LOS ANGELES (AP) -- The Internal Revenue Service has warned a prominent liberal church that it could lose its tax-exempt status because of an anti-war sermon a guest preacher gave on the eve of the 2004 presidential election, according to church officials.Well okay, then. Just as long as you guys also unburden other churches of their taxless status – say those little eager beavers who regularly huddle in their church basements, madly scribbling out letters to Congress, and disguising the fact that the letters come from a church? (See Charlene Spretnak, who talked about this as long ago as 1982, in "The Christian Right's Holy War Against Feminism," in The Politics of Women's Spirituality.)
Let's be certain, too, to relieve Mr. Pat Robertson of his tax breaks – remember Mr. Pat, the televangelist who called on the American government to assassinate the President of Venezuela? I'm just guessing -- but could this have gotten a bit more press than the anti-war sermon above, seeing as how Venezuela called it a “’terrorist’ statement that need[ed] to be investigated by U.S. authorities….”?
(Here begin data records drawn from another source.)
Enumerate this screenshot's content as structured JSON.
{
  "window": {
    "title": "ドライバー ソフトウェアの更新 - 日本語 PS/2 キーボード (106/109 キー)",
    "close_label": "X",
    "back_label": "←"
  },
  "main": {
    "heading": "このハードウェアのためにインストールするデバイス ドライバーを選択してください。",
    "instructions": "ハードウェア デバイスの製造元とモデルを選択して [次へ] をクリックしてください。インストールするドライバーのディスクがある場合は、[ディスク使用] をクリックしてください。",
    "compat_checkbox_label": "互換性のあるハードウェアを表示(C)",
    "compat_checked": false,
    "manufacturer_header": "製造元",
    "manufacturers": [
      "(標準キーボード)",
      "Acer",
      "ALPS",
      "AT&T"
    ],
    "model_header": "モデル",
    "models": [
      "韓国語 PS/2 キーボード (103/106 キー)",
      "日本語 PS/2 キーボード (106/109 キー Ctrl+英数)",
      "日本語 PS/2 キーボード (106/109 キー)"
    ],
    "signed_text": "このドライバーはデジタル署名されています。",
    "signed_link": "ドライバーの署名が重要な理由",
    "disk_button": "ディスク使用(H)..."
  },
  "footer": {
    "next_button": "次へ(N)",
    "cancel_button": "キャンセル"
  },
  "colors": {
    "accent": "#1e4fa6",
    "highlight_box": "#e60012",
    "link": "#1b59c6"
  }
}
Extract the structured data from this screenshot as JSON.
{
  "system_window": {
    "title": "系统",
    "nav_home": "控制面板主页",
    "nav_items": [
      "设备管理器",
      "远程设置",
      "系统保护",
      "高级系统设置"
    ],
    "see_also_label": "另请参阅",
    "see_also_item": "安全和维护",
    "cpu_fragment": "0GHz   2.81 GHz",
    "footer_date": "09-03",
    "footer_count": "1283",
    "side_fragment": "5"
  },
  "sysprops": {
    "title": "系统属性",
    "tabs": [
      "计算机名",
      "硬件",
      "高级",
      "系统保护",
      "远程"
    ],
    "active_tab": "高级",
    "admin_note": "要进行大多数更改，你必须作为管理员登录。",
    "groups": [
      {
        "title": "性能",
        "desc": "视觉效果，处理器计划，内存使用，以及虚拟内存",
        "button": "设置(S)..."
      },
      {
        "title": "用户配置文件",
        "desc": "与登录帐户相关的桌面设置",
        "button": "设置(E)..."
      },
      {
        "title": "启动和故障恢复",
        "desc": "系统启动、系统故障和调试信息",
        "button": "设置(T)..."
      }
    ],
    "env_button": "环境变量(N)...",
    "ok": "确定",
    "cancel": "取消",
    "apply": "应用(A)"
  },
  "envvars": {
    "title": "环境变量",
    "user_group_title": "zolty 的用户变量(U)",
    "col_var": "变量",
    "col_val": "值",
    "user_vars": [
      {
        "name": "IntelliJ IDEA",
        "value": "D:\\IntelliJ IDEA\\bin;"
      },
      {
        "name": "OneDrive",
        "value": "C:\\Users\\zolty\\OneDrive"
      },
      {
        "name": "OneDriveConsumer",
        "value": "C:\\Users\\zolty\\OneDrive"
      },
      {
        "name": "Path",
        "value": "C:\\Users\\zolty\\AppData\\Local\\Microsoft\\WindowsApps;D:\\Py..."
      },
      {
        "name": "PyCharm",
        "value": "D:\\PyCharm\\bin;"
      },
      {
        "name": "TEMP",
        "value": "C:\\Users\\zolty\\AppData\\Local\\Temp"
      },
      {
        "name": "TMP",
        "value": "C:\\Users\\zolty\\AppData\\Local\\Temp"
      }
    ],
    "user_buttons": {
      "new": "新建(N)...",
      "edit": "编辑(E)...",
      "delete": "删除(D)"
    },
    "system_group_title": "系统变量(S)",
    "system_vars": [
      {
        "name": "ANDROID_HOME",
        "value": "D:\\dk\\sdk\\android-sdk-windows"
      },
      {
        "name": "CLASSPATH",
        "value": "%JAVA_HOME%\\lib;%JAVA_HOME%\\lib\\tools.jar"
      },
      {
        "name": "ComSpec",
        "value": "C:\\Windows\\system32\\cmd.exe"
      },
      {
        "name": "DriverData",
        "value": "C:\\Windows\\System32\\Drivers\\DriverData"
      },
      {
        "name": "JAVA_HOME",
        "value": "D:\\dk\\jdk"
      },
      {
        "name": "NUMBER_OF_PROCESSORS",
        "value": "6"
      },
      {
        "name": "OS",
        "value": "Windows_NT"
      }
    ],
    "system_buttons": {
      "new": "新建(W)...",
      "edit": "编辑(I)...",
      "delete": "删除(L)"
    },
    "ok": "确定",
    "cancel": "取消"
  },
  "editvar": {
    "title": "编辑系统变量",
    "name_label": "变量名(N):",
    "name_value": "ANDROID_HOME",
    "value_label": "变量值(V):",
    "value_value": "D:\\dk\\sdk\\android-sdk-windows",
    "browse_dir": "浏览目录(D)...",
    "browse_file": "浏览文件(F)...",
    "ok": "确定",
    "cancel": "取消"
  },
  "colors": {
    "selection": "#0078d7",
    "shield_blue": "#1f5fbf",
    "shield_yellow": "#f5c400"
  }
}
And while we’re on Mr. Pat, I suppose you’ve heard that he’s dusted off his megaphone and is now announcing to the world that disaster may strike tiny Dover, Pennsylvania, at any minute, seeing as how it ‘voted God out of your city’ by ousting school board members who favored teaching intelligent design?
Yes, never a dull moment these days, with the wingnuts winding themselves up tighter than cuckoo clocks.
1 comment:
One thing my father used to say a lot when I was a child: "Grin and bear it."
That could almost be the conservative rallying call against liberals. "Sit down, shut up, and eat your broccoli." "We're right, you're wrong, get over it."
That whole action against the "prominent liberal" church seems a bit facist. It also seems brazenly illegal and unconstitutional.
Since when did an agency of the U.S. government decide that a legitimate church should be penalized for not preaching the "proper" message?